平成15年の少年10万人当たりの検挙者数は1265人でしたが、平成29年には307人と、1/4にまで減っています。
わかりやすくパーセントで表記すると、平成15年では少年全体の「1.27%」が検挙されていましたが、平成29年では「0.31%」となっているのです!!
全体としては、犯罪を犯す又は犯罪に巻き込まれてしまい検挙されてしまう数は減っていますが、一部の犯罪、特に振り込め詐欺などの事件では、少年がアルバイト感覚で集金を行ったりすることなどから、犯罪によっては減少ていない種類のものがあるのも存在します。
平成15年では40%以上だった検挙者全体の少年の割合は、ここ3年では20%未満となっており、平成29年は15.7%まで低下しました。
人口比率による成人(20歳以上)における検挙率は、平成15年で0.23%、平成29年で0.18%、平成15年~29年の平均値は0.22%と、若干の減少傾向があるものの、ほぼ横ばい状態です。
人口比による 成人検挙率 | 人口比による 少年検挙率 | 全検挙者から 少年の比率 | |
平成15年 ~29年平均 | 0.22% | 0.80% | 28.4% |
平成15年 | 0.23% | 1.27% | 41.3% |
平成29年 | 0.18% | 0.31% | 15.7% |
成人の検挙者率が平均で0.22%なので、平成15年の少年検挙率1.27%と検挙者の少年比率41.3%がいかに高かったかがわかります。

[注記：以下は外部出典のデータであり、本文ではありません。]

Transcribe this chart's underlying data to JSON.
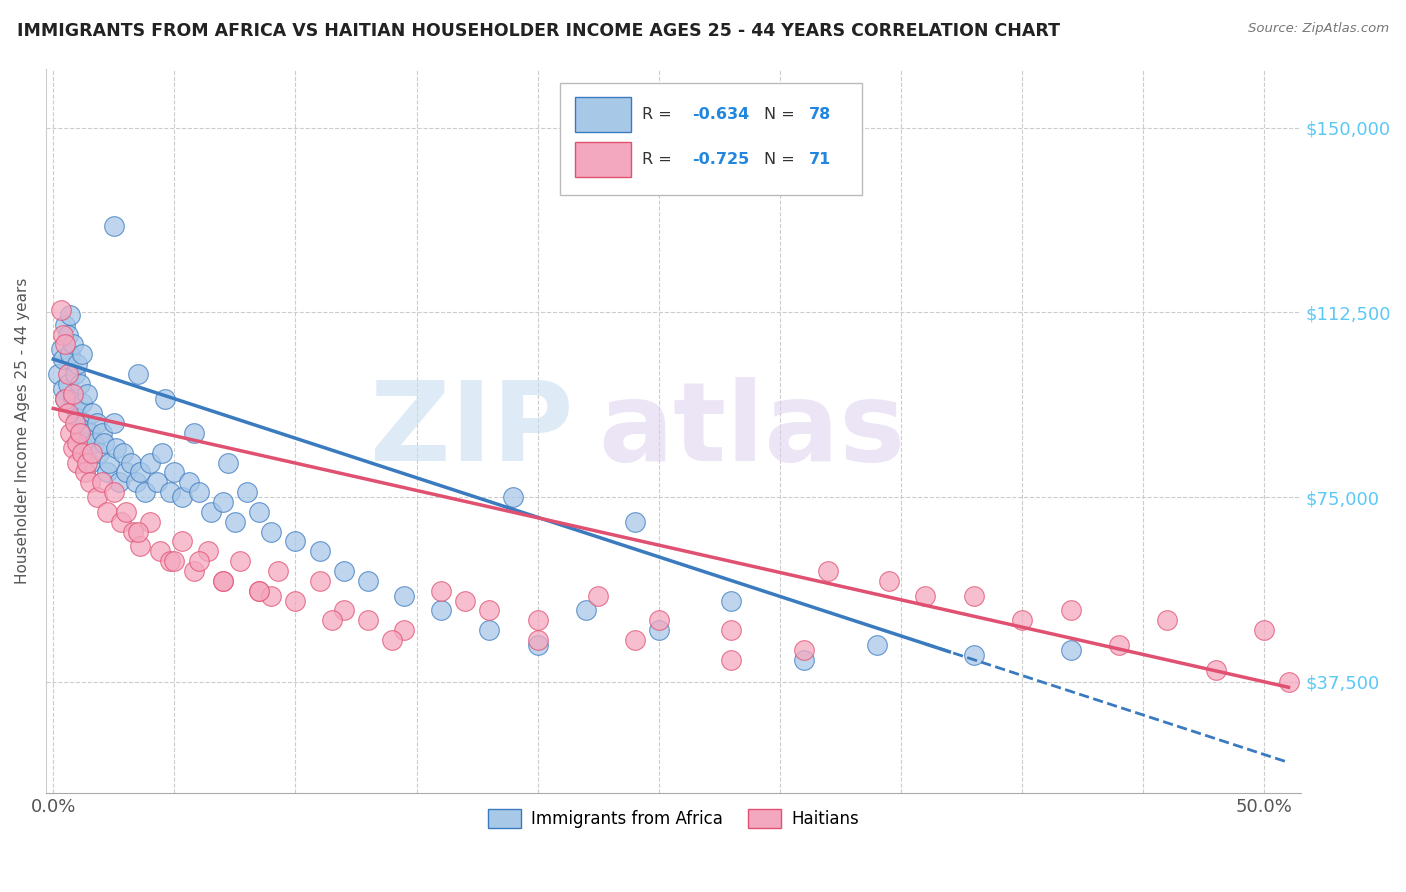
{
  "title": "IMMIGRANTS FROM AFRICA VS HAITIAN HOUSEHOLDER INCOME AGES 25 - 44 YEARS CORRELATION CHART",
  "source": "Source: ZipAtlas.com",
  "ylabel": "Householder Income Ages 25 - 44 years",
  "ytick_labels": [
    "$37,500",
    "$75,000",
    "$112,500",
    "$150,000"
  ],
  "ytick_values": [
    37500,
    75000,
    112500,
    150000
  ],
  "ymin": 15000,
  "ymax": 162000,
  "xmin": -0.003,
  "xmax": 0.515,
  "color_africa": "#a8c8e8",
  "color_haiti": "#f4a8c0",
  "color_africa_line": "#3a7abf",
  "color_haiti_line": "#e05070",
  "color_right_labels": "#5bc8f5",
  "legend_africa_r": "R = ",
  "legend_africa_rv": "-0.634",
  "legend_africa_n": "N = ",
  "legend_africa_nv": "78",
  "legend_haiti_r": "R = ",
  "legend_haiti_rv": "-0.725",
  "legend_haiti_n": "N = ",
  "legend_haiti_nv": "71",
  "africa_scatter_x": [
    0.002,
    0.003,
    0.004,
    0.004,
    0.005,
    0.005,
    0.006,
    0.006,
    0.007,
    0.007,
    0.008,
    0.008,
    0.009,
    0.009,
    0.01,
    0.01,
    0.011,
    0.011,
    0.012,
    0.012,
    0.013,
    0.013,
    0.014,
    0.015,
    0.015,
    0.016,
    0.017,
    0.018,
    0.019,
    0.02,
    0.021,
    0.022,
    0.023,
    0.025,
    0.026,
    0.027,
    0.029,
    0.03,
    0.032,
    0.034,
    0.036,
    0.038,
    0.04,
    0.043,
    0.045,
    0.048,
    0.05,
    0.053,
    0.056,
    0.06,
    0.065,
    0.07,
    0.075,
    0.08,
    0.085,
    0.09,
    0.1,
    0.11,
    0.12,
    0.13,
    0.145,
    0.16,
    0.18,
    0.2,
    0.22,
    0.25,
    0.28,
    0.31,
    0.34,
    0.38,
    0.42,
    0.19,
    0.24,
    0.025,
    0.035,
    0.046,
    0.058,
    0.072
  ],
  "africa_scatter_y": [
    100000,
    105000,
    103000,
    97000,
    110000,
    95000,
    108000,
    98000,
    112000,
    104000,
    106000,
    95000,
    100000,
    93000,
    102000,
    91000,
    98000,
    88000,
    94000,
    104000,
    90000,
    85000,
    96000,
    88000,
    82000,
    92000,
    86000,
    90000,
    84000,
    88000,
    86000,
    80000,
    82000,
    90000,
    85000,
    78000,
    84000,
    80000,
    82000,
    78000,
    80000,
    76000,
    82000,
    78000,
    84000,
    76000,
    80000,
    75000,
    78000,
    76000,
    72000,
    74000,
    70000,
    76000,
    72000,
    68000,
    66000,
    64000,
    60000,
    58000,
    55000,
    52000,
    48000,
    45000,
    52000,
    48000,
    54000,
    42000,
    45000,
    43000,
    44000,
    75000,
    70000,
    130000,
    100000,
    95000,
    88000,
    82000
  ],
  "haiti_scatter_x": [
    0.003,
    0.004,
    0.005,
    0.005,
    0.006,
    0.006,
    0.007,
    0.008,
    0.008,
    0.009,
    0.01,
    0.01,
    0.011,
    0.012,
    0.013,
    0.014,
    0.015,
    0.016,
    0.018,
    0.02,
    0.022,
    0.025,
    0.028,
    0.03,
    0.033,
    0.036,
    0.04,
    0.044,
    0.048,
    0.053,
    0.058,
    0.064,
    0.07,
    0.077,
    0.085,
    0.093,
    0.1,
    0.11,
    0.12,
    0.13,
    0.145,
    0.16,
    0.18,
    0.2,
    0.225,
    0.25,
    0.28,
    0.31,
    0.345,
    0.38,
    0.42,
    0.46,
    0.5,
    0.05,
    0.07,
    0.09,
    0.115,
    0.14,
    0.17,
    0.2,
    0.24,
    0.28,
    0.32,
    0.36,
    0.4,
    0.44,
    0.48,
    0.51,
    0.035,
    0.06,
    0.085
  ],
  "haiti_scatter_y": [
    113000,
    108000,
    95000,
    106000,
    100000,
    92000,
    88000,
    85000,
    96000,
    90000,
    86000,
    82000,
    88000,
    84000,
    80000,
    82000,
    78000,
    84000,
    75000,
    78000,
    72000,
    76000,
    70000,
    72000,
    68000,
    65000,
    70000,
    64000,
    62000,
    66000,
    60000,
    64000,
    58000,
    62000,
    56000,
    60000,
    54000,
    58000,
    52000,
    50000,
    48000,
    56000,
    52000,
    46000,
    55000,
    50000,
    48000,
    44000,
    58000,
    55000,
    52000,
    50000,
    48000,
    62000,
    58000,
    55000,
    50000,
    46000,
    54000,
    50000,
    46000,
    42000,
    60000,
    55000,
    50000,
    45000,
    40000,
    37500,
    68000,
    62000,
    56000
  ]
}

平成29年になり、人口比による少年検挙率が成人の検挙率に近づきつつあります。これは少年が犯罪に巻き込まれない世の中に代わりつつあるということで喜ばしいですが、まだ成人の検挙率よりも少年の検挙率の方が高い水準です。
今後も社会全体で少年が犯罪に巻き込まれないように、より一層努力し、少年たちに手を差し伸べ続ける必要があります。